Joe C. — June 2014
Rebellion Dogs Publishing — books, blogs, community
http://rebelliondogspublishing.com
A new book by John Lauritsen called A Freethinker in Alcoholics Anonymous celebrates diversity in recovery
I believe that the role of a new member's inner circle in recovery is
to help her or him find their salvation — not indoctrinate them into
our brand of salvation. A new person should observe many samples of
recovery from an ample pool of addicts to help formulate their own plan
for sobriety.
According to the (big) book, “How It Works”, this is by implementing
the Twelve Steps of Alcoholics Anonymous. John Lauritsen, in his new
book, A Freethinker in Alcoholics Anonymous says: “Not so fast!”
“The
Fellowship and the 24-hour Plan are the pillars of Alcoholics
Anonymous. ... there is great freedom in A.A., both for the group and
the individual. In my 46 years of sobriety I have always been able to
find groups with a maximum of fellowship and minimum of religiosity.”
John reminds us that the suggested Steps is another way of saying the optional
Steps. They violate his creed and core beliefs so he never worked the
Steps. John explains why he disagrees with the powerlessness premise.
The concept of an intervening deity has never been proven in life or in
AA. Forget morality; while the Step Four idea of taking inventory isn't
a bad idea, as John sees it, alcoholism isn't brought about by moral
defects. Alcoholism causes moral compromise — not the other way around.
John credits his success, which he describes as social, physical,
financial and intellectual recovery to what he calls, “real AA”.
According to what John has observed in AA since 1968, what works is the
24-hour program, the Fellowship's mutual-aid environment, and a
determined mantra of “If you get run over by a train, don't blame the
caboose for killing you; stay away from the first drink.”
The dogmatic preaching of the Twelve Steps is what John calls “false
AA.” It's not because he thinks the Steps don't work; he accepts the
claims of many that, for them, the Twelve Steps have been life
altering. However, in A Freethinker in Alcoholics Anonymous, the
argument is made that there are some premises about the Steps that are
born of AA mythology and not our actual history. One myth is that this
is exactly how the first 100 members got sober.

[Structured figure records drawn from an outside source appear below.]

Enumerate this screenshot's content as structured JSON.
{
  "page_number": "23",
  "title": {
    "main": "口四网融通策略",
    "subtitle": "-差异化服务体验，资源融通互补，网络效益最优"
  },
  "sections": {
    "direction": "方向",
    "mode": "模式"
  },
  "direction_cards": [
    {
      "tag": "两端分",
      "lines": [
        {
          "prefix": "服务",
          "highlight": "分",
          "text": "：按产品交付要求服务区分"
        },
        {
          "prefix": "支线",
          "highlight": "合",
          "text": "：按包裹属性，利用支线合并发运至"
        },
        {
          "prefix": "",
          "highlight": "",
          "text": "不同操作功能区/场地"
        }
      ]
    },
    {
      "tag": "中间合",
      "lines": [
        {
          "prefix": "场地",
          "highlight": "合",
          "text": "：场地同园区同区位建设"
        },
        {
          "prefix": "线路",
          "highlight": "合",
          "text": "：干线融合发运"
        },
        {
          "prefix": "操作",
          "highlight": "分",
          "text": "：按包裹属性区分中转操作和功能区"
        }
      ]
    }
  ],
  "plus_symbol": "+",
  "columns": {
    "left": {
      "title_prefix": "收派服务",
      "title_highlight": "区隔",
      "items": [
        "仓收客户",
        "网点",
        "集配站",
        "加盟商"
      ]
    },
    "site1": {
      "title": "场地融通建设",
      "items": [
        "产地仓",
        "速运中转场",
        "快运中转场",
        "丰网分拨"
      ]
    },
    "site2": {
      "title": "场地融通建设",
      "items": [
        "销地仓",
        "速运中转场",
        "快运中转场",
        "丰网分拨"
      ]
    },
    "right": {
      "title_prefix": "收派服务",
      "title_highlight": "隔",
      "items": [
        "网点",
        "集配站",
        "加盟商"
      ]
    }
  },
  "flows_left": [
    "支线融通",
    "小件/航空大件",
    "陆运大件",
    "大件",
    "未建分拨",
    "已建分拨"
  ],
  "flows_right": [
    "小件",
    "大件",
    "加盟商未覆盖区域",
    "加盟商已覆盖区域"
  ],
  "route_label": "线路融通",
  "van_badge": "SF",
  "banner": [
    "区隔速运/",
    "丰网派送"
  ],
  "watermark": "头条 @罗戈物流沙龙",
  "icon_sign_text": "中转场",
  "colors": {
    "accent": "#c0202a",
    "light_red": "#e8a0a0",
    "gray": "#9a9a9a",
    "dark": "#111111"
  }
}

The early members had an oral tradition before we codified it into 164
pages. Most members who were Step oriented had a six-step process which
varied from member to member and region to region. The Twelve Steps
were new to these (mostly sober) members when they read Bill's version
of Chapter 5, “How it Works.” Some liked them, some objected. It was a
tough sell for Bill to get the members to adopt the Steps and it was
hardly unanimous. As John writes:
“Whether
the Steps are helpful, harmful or both, it is intolerable that they
should become sacred dogma. Everyone should be free to criticize or
reject the Steps — openly, and without risk of ostracism. Every A.A.
member and every A.A. group should be free to reinterpret and re-write
the Steps, in line with the principles of the A.A. Preamble and the
Twelve Traditions. The True A.A., the Fellowship, belongs to us
freethinkers as much as it does to the god-people.”
John's book describes AA as a Fellowship of two million members all
working their own unique “program” that we have quilted together in
part from ideas and practices we learn from the sharing and
encouragement we get in the rooms and, in part, from the values and
practices we bring to or develop in recovery.
So, John L is a sample of recovery. Anyone from the rooms or the
treatment industry ought to read his book to better understand AA's
wide tent. He is candid about his ideas of what could make AA better.
One need not adopt his views, but we would be remiss to not hear how he
came to these conclusions. John exemplifies, as many in AA do, that
physical, social and mental recovery are all possible without adherence
to a deity, the powerlessness notion, or the idea that defects of
character are correlated to substance or process addiction.